Por Ricardo Sacoto Lagoa, Diretor de Marketing, Sensibilização e Comunicação da Sociedade Ponto Verde
A sociedade de consumo chegou ao Natal. Na verdade, já lá está há muito tempo e, embora cada um de nós possa fazer um melhor planeamento e estar mais consciente nesta época festiva, é natural que a quantidade de embalagens que entram em nossa casa se intensifique, num curto espaço de tempo. Seja pelos momentos de convívio ou pelos presentes trocados entre familiares e amigos, o uso de embalagens de papel/cartão, plástico e vidro torna-se mais expressivo, acompanhando o espírito de partilha e celebração do Natal.
Esta realidade convida-nos a olhar para as embalagens com maior atenção e intenção. Se por um lado fazem parte da experiência natalícia, que é feita de encontros, partilhas e generosidade, por outro devem levar-nos a adotar práticas mais responsáveis que assegurem o seu correto encaminhamento. É uma forma simples e concreta de contribuirmos para um consumo mais consciente, ainda mais eficaz quando partilhada por todos no compromisso de separar e depositar corretamente as embalagens.
O momento assim o exige: Portugal tem como uma das metas ambientais recolher 65% de todas as embalagens que são colocadas no mercado, em 2025. E este desafio ganha sentido de urgência quando a realidade mostra que sete em cada 10 cidadãos já reciclam as suas embalagens, embora daqueles apenas um o faça corretamente.
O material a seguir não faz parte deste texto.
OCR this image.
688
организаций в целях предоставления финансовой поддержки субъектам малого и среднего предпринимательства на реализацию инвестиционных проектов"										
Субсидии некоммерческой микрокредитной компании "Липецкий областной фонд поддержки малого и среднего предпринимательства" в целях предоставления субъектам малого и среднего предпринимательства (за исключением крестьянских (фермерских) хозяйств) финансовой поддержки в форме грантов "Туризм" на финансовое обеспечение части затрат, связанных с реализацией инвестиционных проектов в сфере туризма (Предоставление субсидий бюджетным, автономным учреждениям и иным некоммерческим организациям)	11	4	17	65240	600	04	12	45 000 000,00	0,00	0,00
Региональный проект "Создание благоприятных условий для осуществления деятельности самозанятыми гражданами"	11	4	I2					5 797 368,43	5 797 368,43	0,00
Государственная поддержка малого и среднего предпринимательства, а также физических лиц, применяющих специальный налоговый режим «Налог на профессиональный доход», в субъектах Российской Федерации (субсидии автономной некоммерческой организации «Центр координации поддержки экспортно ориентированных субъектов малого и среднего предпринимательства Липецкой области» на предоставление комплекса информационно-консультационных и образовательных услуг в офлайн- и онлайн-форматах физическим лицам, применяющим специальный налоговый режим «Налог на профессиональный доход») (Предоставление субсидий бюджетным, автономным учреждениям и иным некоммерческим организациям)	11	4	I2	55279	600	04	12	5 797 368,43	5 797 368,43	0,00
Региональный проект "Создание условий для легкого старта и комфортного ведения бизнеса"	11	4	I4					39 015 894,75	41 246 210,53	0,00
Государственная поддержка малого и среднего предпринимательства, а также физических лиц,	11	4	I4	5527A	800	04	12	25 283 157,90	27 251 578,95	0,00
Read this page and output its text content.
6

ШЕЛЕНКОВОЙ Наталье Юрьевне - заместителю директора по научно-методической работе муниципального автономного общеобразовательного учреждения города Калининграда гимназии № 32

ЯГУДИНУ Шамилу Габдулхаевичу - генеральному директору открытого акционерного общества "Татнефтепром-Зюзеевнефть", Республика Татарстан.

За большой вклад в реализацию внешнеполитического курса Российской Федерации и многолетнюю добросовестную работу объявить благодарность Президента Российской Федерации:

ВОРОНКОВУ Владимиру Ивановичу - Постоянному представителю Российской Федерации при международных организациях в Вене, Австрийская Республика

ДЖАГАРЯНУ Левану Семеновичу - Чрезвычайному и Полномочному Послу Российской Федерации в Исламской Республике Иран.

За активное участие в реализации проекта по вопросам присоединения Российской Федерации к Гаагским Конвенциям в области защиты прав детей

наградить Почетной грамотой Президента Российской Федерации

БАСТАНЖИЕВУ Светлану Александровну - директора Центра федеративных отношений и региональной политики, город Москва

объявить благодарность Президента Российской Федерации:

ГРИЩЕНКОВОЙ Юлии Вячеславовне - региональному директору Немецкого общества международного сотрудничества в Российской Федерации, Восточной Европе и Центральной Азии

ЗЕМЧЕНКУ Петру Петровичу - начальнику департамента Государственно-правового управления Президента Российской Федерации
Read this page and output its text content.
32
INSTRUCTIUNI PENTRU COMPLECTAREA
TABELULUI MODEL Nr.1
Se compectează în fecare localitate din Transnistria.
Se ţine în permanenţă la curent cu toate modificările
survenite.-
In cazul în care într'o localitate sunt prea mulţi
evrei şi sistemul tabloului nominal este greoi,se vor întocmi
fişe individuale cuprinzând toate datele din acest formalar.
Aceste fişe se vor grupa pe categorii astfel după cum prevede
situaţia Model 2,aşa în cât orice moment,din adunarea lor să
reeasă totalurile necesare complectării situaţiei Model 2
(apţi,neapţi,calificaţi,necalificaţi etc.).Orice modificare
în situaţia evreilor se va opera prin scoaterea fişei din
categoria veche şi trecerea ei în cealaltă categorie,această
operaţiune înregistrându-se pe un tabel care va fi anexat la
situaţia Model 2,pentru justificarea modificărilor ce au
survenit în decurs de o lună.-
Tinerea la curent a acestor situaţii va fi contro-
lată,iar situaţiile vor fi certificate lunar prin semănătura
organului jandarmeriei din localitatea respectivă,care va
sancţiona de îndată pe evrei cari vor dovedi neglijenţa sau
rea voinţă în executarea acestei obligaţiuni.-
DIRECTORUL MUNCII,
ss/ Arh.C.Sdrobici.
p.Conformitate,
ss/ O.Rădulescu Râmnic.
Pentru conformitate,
Ou seja, há ainda quem não recicle bem estes resíduos e cerca de 30% da população não tem este hábito nas suas rotinas.
Se estes dados já são preocupantes em qualquer altura do ano, tornam-se ainda mais relevantes no Natal, pelo que deve ser encarado como uma oportunidade para consolidar comportamentos responsáveis que permaneçam a cada dia. Trata-se de garantir que cada embalagem em fim de vida tem o destino certo e não acaba depositada em aterro, permitindo que os materiais sejam valorizados e regressem ao processo produtivo como matéria-prima secundária de qualidade, num contributo direto para a economia circular.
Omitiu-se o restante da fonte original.